The Court finds this insufficient to put Plaintiff on notice of the existence of the Employment Agreement. First, as Persico notes, the fact that Henneman had seen other E*Trade employment agreements with California law provisions might not necessarily surprise Persico because E*Trade continues to use those agreements with its California employees. (Persico Decl. ¶ 14.) Second, Persico responded to Henneman: "You also mentioned that the Nonsolicitation and Nondisclosure Agreement (`Agreement') dated May 16, 2011, that Mr. Eaton signed, was governed by California law and was unenforceable as a result. There is no mention of California anywhere in the Agreement." (Mot. Ex. 4 at 4.) It appears Persico understood Henneman's later as referring to a choice of law provision within the Nonsolicitation Agreement, not a separate Employment Agreement.

Defendant also directs the Court to May 2019 filings that Plaintiff made in a similar case pending in the Northern District of California. There, Plaintiff explicitly and abundantly refers to both a nonsolicitation and nondisclosure agreement and an employment agreement identical to the Employment Agreement in this case. (See Reply Ex. A.) Defendant characterizes this as hypocritical, as Plaintiff then turns around and maintains in this case that it learned of Defendant's Employment Agreement for the first time in September 2019. The Court disagrees with Defendant's portrayal. As noted above, E*Trade still utilizes the employment agreements with its California employees. In the Northern District of California case, the employee lived and worked in California the entire time she was employed by E*Trade, and then moved to a California office of Morgan Stanley. (Reply. Ex. A ¶ 2.) It would therefore be in E*Trade's regular practice to have a separate employment agreement with a California law provision. (See Persico Decl. ¶ 14.)

In short, Defendant has failed to meet his demanding burden of demonstrating fraud on the court by clear and convincing evidence. The Court is careful to note that this decision does not condone what appears to be sloppiness on the part of Plaintiff during Defendant's onboarding process in 2011. However, Plaintiff's eight-year-old actions are not at issue in this motion. What the Court must decide is whether Plaintiff's actions throughout this litigation amounts to "defilement of the court itself." The Court concludes it does not.

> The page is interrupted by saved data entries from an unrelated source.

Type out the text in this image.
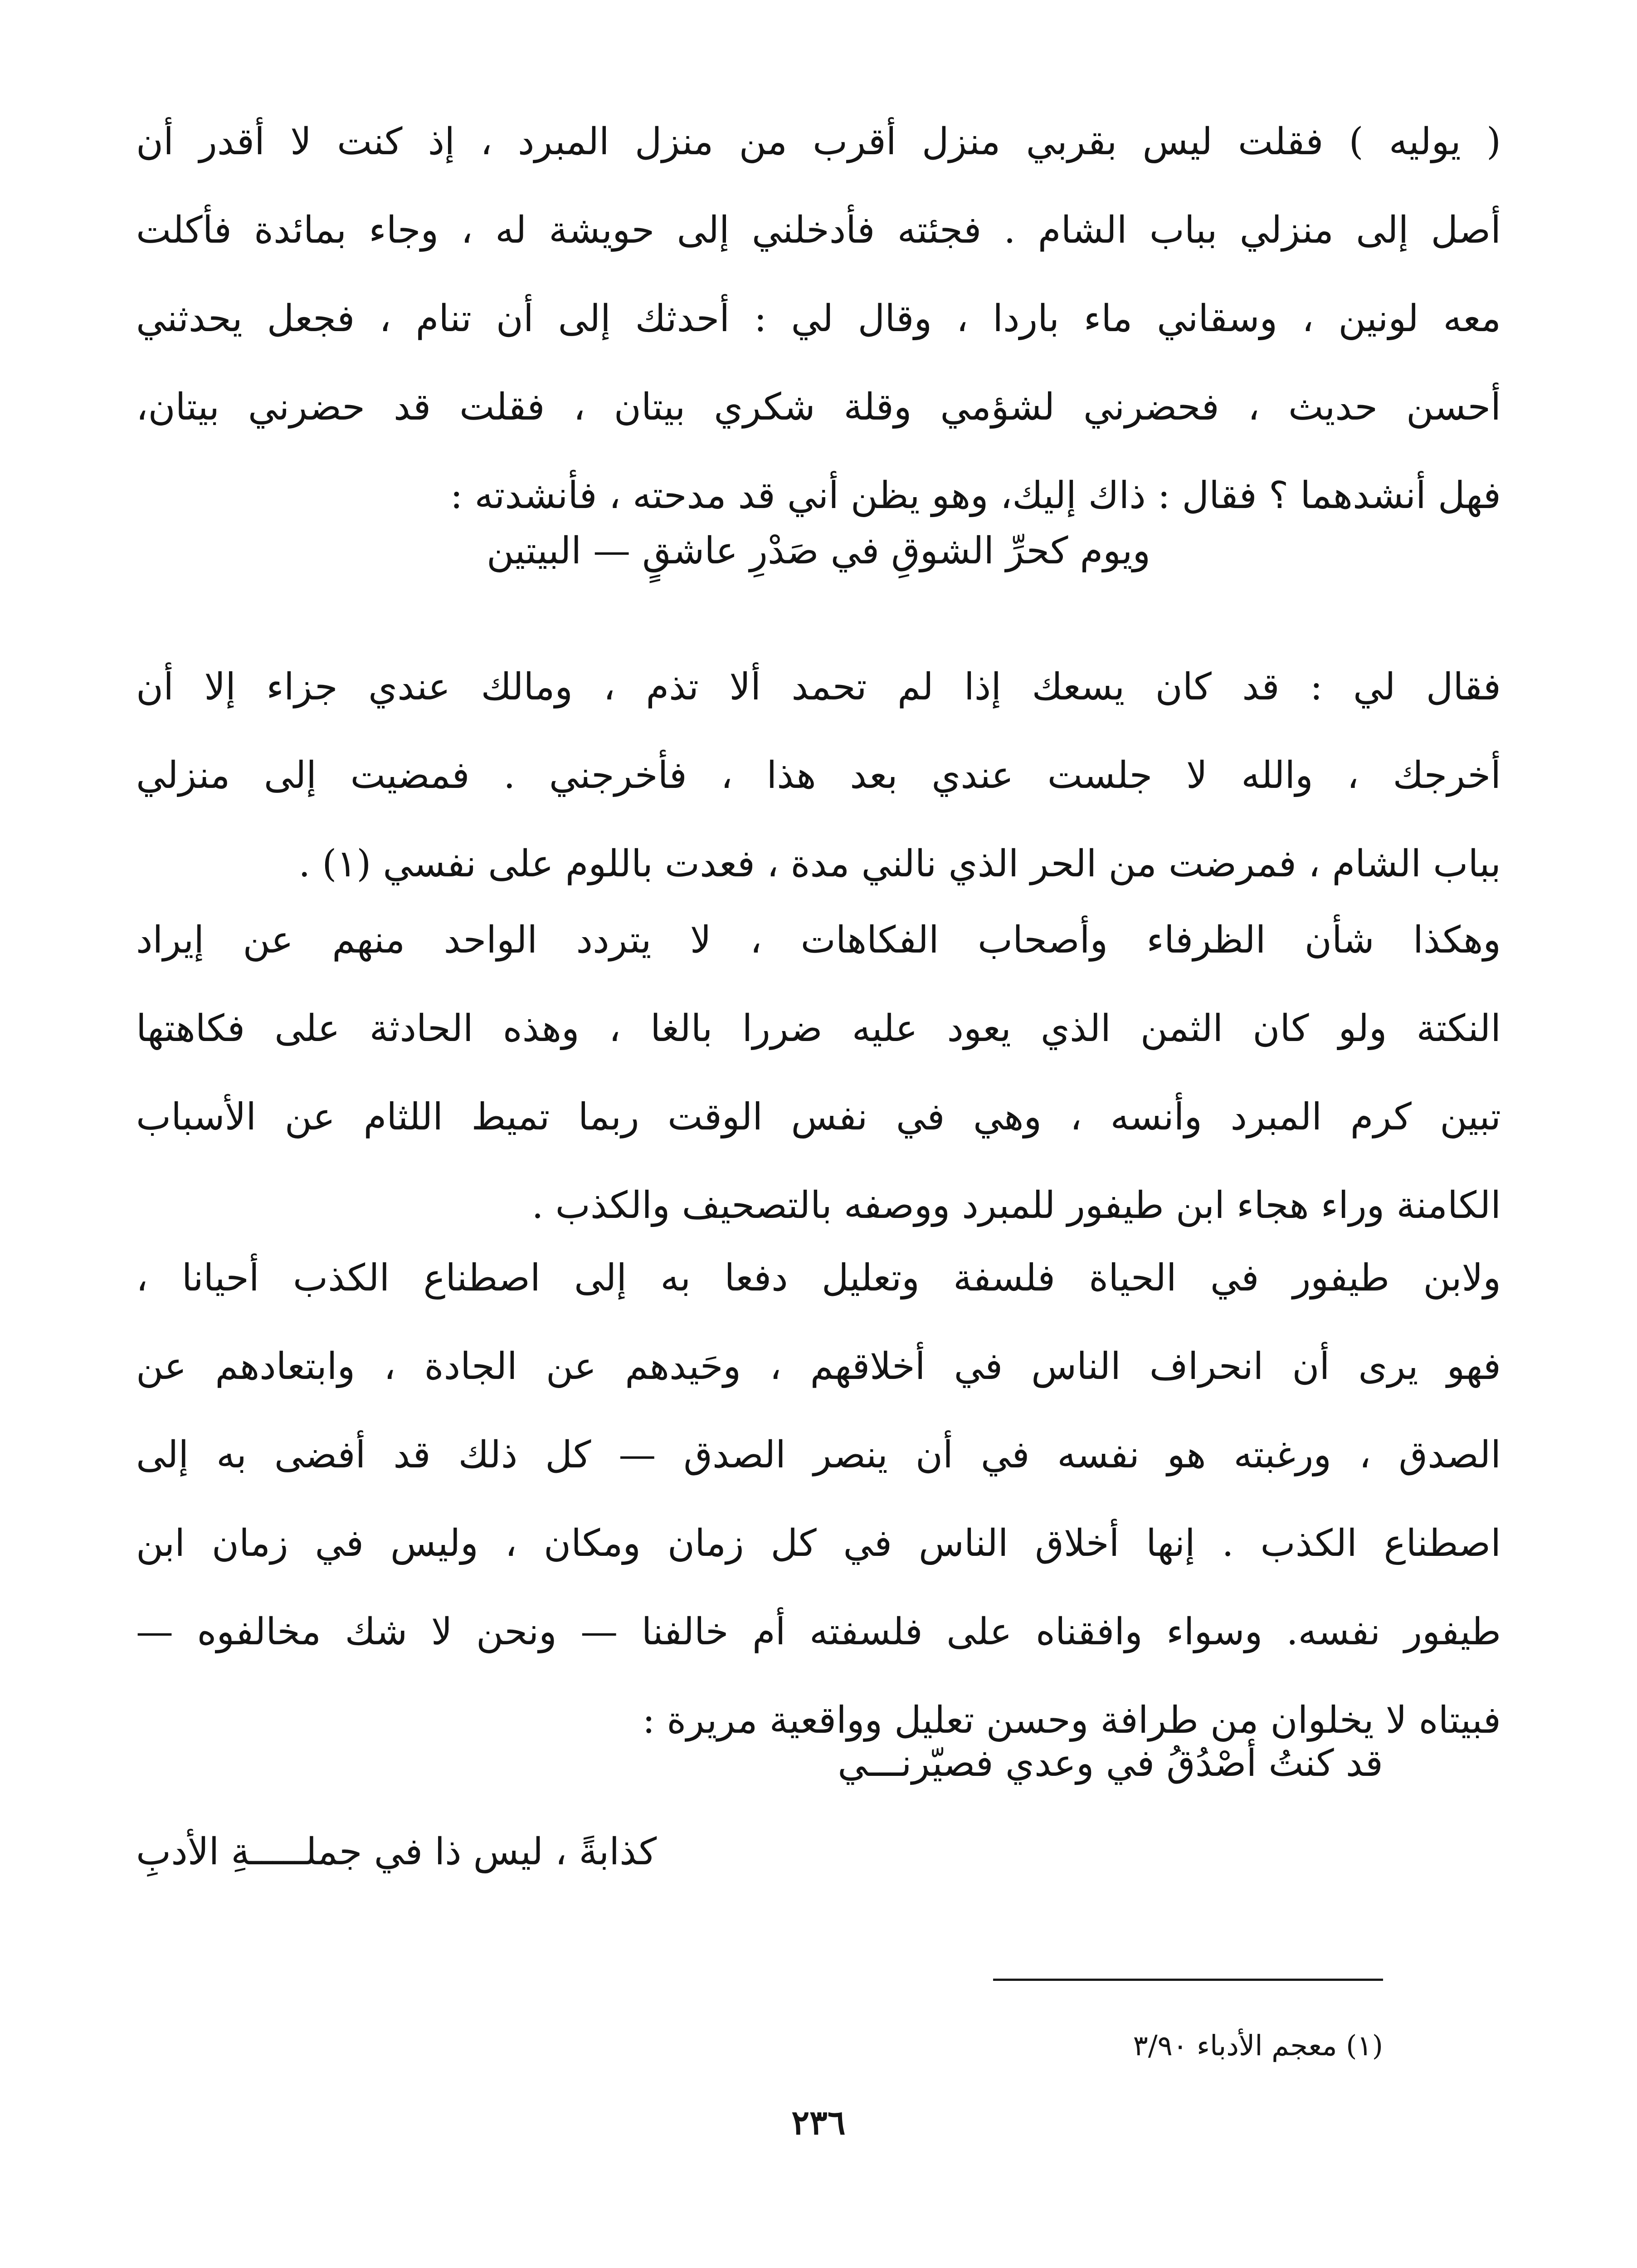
( يوليه ) فقلت ليس بقربي منزل أقرب من منزل المبرد ، إذ كنت لا أقدر أن
أصل إلى منزلي بباب الشام . فجئته فأدخلني إلى حويشة له ، وجاء بمائدة فأكلت
معه لونين ، وسقاني ماء باردا ، وقال لي : أحدثك إلى أن تنام ، فجعل يحدثني
أحسن حديث ، فحضرني لشؤمي وقلة شكري بيتان ، فقلت قد حضرني بيتان،
فهل أنشدهما ؟ فقال : ذاك إليك، وهو يظن أني قد مدحته ، فأنشدته :
ويوم كحرِّ الشوقِ في صَدْرِ عاشقٍ — البيتين
فقال لي : قد كان يسعك إذا لم تحمد ألا تذم ، ومالك عندي جزاء إلا أن
أخرجك ، والله لا جلست عندي بعد هذا ، فأخرجني . فمضيت إلى منزلي
بباب الشام ، فمرضت من الحر الذي نالني مدة ، فعدت باللوم على نفسي (١) .
وهكذا شأن الظرفاء وأصحاب الفكاهات ، لا يتردد الواحد منهم عن إيراد
النكتة ولو كان الثمن الذي يعود عليه ضررا بالغا ، وهذه الحادثة على فكاهتها
تبين كرم المبرد وأنسه ، وهي في نفس الوقت ربما تميط اللثام عن الأسباب
الكامنة وراء هجاء ابن طيفور للمبرد ووصفه بالتصحيف والكذب .
ولابن طيفور في الحياة فلسفة وتعليل دفعا به إلى اصطناع الكذب أحيانا ،
فهو يرى أن انحراف الناس في أخلاقهم ، وحَيدهم عن الجادة ، وابتعادهم عن
الصدق ، ورغبته هو نفسه في أن ينصر الصدق — كل ذلك قد أفضى به إلى
اصطناع الكذب . إنها أخلاق الناس في كل زمان ومكان ، وليس في زمان ابن
طيفور نفسه. وسواء وافقناه على فلسفته أم خالفنا — ونحن لا شك مخالفوه —
فبيتاه لا يخلوان من طرافة وحسن تعليل وواقعية مريرة :
قد كنتُ أصْدُقُ في وعدي فصيّرنـــي
كذابةً ، ليس ذا في جملـــــةِ الأدبِ
(١) معجم الأدباء ٣/٩٠
٢٣٦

IT IS THEREFORE ORDERED denying Defendant's Motion to Vacate Preliminary Injunction Order (Doc. 95). This matter remains closed.

FootNotes


1. Defendant learned of the Employment Agreement and its California law provision in May 2019, when he received it in response to a Request for Production of his E*Trade personnel file that he served in October 2018 in the FINRA arbitration. Plaintiff did not request his personnel file during discovery in this action. (See Resp. Ex. E.)
2. Defendant submits a New Hire Checklist dated May 16, 2011, which was included in his personnel file. (Reply Ex. B.) He argues "even a cursory review" of it would have revealed that E*Trade collected Defendant's Employment Agreement on his date of hire. (Reply at 5.) However, the other six items that were marked as collected were the six items attached to and referenced in the recruiter's April 25 email. In fact, the Employment Agreement was the only document on the checklist that was not mentioned in the email. The Court finds it equally, if not more likely, that this reflects an error in the onboarding process in Scottsdale rather than deceit in the discovery process years later.

Further, Plaintiff sent Defendant his personnel file in response to a substantially larger discovery request. The Court is not persuaded that Plaintiff's failure to examine each item on each page of the file constitutes reckless or willful withholding of material information. As Plaintiff notes, "If E*Trade intended to mislead the Court or Eaton, it could have elected not to produce the agreement at all." (Resp. at 1.) The same logic would ostensibly apply to the New Hire Checklist.